Question :
If I have a query like this:
SELECT name FROM
(
SELECT * FROM `table`
WHERE id IN (1,40,300)
ORDER BY AnotherColumn
)
From a bandwidth and overhead standpoint, is that the same thing as doing three separate queries? Or is it significantly less overhead?
Answer :
The amount of data you want could be fast to send over a wire, but what is mysql doing to process it and prepare it for transamission ???
Let’s first look at the original query
SELECT name FROM
(
SELECT * FROM `table`
WHERE id IN (1,40,300)
ORDER BY AnotherColumn
)
If id is a primary key, this should go fast. Yet, you do not need to say get all columns in a subquery, and then read on the name from that subquery. You could just craft the SQL as
SELECT * FROM
(
SELECT name,AnotherColumn FROM `table`
WHERE id IN (1,40,300)
)
ORDER BY AnotherColumn
or even better, no subquery at all
SELECT name FROM `table`
WHERE id IN (1,40,300)
ORDER BY AnotherColumn
You could benchmark each of these and find negligible to nominal differences but nothing really to publish a Whitepaper over. If thousands of these queries were executed, a query digest program such as pt-query-digest or mk-query-digest could easily pick out a winner as to who is the fastest in terms of running time per call.
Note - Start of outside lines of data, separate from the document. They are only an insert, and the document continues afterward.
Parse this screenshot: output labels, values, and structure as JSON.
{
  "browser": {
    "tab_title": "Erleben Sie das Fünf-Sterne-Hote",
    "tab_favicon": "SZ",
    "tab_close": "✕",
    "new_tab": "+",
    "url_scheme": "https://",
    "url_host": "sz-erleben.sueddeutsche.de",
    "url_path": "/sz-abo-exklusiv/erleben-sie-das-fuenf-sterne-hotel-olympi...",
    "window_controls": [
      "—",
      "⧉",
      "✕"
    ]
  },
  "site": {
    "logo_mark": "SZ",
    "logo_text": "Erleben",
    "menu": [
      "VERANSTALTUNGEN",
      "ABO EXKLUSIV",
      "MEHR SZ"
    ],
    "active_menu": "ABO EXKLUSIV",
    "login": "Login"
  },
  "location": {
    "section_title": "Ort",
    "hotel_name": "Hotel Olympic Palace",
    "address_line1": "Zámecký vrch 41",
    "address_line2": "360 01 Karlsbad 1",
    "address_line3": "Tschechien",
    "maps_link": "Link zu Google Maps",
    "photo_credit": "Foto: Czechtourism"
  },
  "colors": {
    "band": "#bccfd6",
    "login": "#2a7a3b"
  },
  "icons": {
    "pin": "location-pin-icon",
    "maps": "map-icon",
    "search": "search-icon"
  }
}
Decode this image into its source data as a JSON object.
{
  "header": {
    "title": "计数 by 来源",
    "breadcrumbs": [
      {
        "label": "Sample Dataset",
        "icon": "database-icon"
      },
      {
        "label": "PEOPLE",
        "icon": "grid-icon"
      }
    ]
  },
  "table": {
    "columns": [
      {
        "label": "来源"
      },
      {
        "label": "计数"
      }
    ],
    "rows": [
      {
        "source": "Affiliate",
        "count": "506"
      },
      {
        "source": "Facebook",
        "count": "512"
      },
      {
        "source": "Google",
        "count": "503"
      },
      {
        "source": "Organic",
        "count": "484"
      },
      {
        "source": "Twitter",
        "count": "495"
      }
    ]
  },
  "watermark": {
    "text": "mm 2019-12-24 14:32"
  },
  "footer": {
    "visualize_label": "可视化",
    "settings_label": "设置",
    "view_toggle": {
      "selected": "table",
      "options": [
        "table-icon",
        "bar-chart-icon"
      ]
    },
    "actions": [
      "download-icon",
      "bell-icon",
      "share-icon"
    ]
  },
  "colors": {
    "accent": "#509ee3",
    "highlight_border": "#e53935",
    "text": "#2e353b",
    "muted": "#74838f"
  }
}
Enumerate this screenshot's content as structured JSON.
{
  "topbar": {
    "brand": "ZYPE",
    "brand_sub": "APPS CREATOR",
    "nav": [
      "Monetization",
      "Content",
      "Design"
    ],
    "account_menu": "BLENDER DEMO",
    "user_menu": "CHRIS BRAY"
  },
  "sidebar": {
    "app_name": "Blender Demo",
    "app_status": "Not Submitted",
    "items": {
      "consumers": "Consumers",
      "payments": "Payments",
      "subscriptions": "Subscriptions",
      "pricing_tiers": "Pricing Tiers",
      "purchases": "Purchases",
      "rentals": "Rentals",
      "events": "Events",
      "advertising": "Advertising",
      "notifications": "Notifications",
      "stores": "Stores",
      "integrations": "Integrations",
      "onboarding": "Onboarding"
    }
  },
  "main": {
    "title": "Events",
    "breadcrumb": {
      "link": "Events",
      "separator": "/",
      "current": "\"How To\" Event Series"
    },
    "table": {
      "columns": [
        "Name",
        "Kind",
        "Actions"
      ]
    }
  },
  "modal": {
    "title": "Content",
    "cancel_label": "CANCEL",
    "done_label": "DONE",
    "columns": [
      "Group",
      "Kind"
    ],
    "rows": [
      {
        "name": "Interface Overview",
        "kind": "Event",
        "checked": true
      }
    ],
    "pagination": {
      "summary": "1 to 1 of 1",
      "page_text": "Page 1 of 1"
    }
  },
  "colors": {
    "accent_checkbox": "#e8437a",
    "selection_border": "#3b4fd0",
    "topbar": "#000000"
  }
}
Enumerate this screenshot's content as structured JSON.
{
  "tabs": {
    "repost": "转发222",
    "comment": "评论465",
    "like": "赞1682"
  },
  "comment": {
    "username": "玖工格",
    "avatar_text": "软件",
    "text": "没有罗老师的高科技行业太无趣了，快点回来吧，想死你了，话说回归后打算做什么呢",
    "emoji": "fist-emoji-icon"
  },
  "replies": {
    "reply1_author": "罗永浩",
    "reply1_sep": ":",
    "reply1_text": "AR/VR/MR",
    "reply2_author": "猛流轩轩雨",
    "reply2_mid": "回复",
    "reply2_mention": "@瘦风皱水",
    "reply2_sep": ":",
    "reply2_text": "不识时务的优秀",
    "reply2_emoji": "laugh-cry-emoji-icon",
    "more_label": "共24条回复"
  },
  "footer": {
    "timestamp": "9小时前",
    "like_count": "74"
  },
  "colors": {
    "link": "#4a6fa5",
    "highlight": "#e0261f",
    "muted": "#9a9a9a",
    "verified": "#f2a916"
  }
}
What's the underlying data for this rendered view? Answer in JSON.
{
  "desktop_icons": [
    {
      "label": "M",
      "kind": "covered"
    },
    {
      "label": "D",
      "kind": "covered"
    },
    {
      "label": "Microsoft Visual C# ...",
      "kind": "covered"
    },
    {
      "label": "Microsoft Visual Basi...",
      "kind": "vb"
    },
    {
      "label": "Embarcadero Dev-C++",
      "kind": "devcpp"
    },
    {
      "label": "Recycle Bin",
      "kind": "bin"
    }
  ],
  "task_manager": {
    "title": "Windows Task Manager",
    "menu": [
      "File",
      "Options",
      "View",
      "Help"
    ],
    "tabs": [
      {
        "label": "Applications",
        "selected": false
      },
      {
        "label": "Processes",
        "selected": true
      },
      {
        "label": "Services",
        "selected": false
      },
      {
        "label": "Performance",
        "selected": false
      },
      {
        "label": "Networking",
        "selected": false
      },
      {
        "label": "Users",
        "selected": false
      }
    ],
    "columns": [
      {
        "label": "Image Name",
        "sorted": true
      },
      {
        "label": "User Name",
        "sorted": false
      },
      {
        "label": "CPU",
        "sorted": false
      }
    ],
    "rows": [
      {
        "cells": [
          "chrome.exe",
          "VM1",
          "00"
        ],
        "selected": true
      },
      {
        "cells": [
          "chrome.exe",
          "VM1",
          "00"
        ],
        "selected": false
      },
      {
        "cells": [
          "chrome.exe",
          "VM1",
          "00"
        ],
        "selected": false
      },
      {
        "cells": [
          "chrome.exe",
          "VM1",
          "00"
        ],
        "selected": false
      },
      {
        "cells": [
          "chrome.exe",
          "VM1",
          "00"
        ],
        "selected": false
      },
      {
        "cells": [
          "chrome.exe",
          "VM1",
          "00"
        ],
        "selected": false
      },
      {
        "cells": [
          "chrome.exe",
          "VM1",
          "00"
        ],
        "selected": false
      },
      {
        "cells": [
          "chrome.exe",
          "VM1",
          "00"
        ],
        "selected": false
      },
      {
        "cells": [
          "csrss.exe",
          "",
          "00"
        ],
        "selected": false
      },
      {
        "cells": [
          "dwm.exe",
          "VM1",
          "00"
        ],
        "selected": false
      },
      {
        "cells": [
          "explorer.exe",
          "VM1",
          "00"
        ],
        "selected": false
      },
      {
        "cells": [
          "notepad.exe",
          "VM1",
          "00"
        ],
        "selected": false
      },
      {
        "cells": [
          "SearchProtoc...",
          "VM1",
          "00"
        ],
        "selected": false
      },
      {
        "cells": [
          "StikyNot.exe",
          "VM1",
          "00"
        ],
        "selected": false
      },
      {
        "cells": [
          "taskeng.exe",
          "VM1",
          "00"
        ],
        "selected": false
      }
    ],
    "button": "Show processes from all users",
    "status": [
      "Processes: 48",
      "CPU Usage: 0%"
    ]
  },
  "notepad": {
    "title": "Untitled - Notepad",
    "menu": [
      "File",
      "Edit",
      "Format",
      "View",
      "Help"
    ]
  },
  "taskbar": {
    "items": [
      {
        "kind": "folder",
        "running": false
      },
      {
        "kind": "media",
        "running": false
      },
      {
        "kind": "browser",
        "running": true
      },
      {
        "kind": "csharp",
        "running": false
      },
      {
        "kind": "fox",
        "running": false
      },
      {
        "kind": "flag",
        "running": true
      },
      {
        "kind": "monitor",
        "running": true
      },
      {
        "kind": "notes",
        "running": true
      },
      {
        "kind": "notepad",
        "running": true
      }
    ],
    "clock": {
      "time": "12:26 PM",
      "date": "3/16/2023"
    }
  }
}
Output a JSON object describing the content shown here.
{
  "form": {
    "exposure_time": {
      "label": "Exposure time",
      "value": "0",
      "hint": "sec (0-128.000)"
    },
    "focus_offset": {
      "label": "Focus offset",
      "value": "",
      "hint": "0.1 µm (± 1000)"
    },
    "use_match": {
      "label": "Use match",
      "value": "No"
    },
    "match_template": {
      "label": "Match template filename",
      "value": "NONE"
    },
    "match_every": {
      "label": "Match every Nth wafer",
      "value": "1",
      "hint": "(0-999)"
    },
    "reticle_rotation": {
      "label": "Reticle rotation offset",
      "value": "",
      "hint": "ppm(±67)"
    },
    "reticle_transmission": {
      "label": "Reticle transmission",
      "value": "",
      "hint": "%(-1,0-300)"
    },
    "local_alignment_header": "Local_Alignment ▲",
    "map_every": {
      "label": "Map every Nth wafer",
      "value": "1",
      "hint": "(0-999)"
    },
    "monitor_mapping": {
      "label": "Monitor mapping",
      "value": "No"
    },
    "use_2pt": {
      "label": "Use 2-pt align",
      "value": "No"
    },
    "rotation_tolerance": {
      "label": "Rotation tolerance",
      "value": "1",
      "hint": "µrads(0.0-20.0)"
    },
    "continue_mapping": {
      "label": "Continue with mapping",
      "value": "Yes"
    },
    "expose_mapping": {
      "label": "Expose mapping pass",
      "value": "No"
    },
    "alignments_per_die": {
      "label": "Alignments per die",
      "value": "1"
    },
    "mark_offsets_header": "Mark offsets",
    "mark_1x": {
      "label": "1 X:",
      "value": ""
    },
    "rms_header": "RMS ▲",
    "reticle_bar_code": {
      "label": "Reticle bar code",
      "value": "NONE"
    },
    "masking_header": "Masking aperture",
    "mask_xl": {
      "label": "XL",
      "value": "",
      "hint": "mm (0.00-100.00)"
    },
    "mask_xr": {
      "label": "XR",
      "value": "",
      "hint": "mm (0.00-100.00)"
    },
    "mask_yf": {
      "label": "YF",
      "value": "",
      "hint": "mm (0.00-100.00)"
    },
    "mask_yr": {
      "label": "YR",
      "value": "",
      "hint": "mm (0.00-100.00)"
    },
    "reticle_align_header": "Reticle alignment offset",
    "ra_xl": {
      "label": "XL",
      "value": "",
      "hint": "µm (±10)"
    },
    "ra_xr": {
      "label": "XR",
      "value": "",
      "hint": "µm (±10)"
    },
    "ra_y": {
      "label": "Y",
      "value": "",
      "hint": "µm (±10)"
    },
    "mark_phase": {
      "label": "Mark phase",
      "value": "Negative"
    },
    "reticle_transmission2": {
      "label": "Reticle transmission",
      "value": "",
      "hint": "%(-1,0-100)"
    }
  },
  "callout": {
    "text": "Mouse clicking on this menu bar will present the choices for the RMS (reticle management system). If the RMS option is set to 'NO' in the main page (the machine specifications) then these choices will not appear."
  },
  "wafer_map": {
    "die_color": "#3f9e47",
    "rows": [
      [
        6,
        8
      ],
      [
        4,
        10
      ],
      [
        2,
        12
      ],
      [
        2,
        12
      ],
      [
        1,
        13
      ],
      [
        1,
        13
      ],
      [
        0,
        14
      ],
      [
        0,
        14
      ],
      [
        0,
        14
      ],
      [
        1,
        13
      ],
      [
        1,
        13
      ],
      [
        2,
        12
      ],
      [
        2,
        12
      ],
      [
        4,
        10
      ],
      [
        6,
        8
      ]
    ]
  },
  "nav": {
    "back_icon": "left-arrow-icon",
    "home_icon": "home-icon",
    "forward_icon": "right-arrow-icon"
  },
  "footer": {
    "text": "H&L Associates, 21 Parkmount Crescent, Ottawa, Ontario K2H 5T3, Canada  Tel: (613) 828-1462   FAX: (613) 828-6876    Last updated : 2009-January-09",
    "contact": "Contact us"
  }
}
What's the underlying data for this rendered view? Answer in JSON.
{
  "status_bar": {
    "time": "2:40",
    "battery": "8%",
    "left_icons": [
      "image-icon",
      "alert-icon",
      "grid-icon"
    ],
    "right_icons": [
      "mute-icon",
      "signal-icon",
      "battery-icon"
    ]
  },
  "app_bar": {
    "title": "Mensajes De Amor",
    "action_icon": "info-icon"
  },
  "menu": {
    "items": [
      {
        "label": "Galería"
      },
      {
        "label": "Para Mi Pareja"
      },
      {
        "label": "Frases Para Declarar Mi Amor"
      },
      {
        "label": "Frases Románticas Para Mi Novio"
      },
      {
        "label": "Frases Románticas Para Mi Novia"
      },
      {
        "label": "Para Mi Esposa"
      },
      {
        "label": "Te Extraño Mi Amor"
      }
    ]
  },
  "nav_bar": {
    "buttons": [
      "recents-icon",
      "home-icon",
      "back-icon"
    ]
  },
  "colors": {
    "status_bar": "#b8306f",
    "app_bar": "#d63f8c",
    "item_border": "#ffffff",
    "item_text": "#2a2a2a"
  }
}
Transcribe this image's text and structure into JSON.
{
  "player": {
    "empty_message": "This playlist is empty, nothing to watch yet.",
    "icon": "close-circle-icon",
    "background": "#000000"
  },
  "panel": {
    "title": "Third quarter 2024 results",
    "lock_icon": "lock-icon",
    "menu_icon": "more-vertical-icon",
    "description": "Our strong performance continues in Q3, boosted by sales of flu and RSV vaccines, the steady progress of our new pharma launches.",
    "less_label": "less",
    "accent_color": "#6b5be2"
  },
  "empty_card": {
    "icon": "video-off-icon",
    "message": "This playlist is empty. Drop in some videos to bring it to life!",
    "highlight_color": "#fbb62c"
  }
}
With regard to your original question, think of it in these terms:
If going to a movie costs $8/person and you had to bring three people to see a movie, which is cheaper ?
- CASE01) taking three people to see a movie
- CASE02) taking each person to see the movie at a different time
Well, do the math.
- CASE01) $32, you and the three people
- CASE02) $48, you (three times) and the three people
Obviously, 50% more overhead in CASE02.
If the puzzle involved
- 4 people, CASE01) $40 vs CASE02) $64
- 5 people, CASE01) $48 vs CASE02) $80
- 6 people, CASE01) $56 vs CASE02) $96
- 7 people, CASE01) $64 vs CASE02) $112
- N people, CASE01) 8(N+1) vs CASE02) 16N
As N goes to infinity, the average overhead is doubled.
Calling three queries in a subquery or getting three rows in one subquery sure beats three separate queries anyday.
It seems like MySQL allows ORDER BY in a subselect where it shouldn’t matter, like in this case. The outer SELECT doesn’t have an ORDER BY, so the results of the query aren’t guaranteed to be ordered.
What three SELECT statements are you expecting to emulate, Jakobud? I only see one:
SELECT name, AnotherColumn From Table01 WHERE id IN (1,40,300) ORDER BY AnotherColumn;
Indeed, you’d hope the optimizer would realize that only name and AnotherColumn are necessary to run the query, but I think that’s the actual question here: what does the MySQL optimizer do when shown this statement? That’ll depend on which storage engine is used for Table01, and which indexes are available on it. Ideally, this query has an index over (id, AnotherColumn, Name) so that the query is naturally satisfied from the index and won’t need to seek back to the table for additional columns or perform a sort operation to satisfy the ORDER BY — assuming the ORDER BY is honored.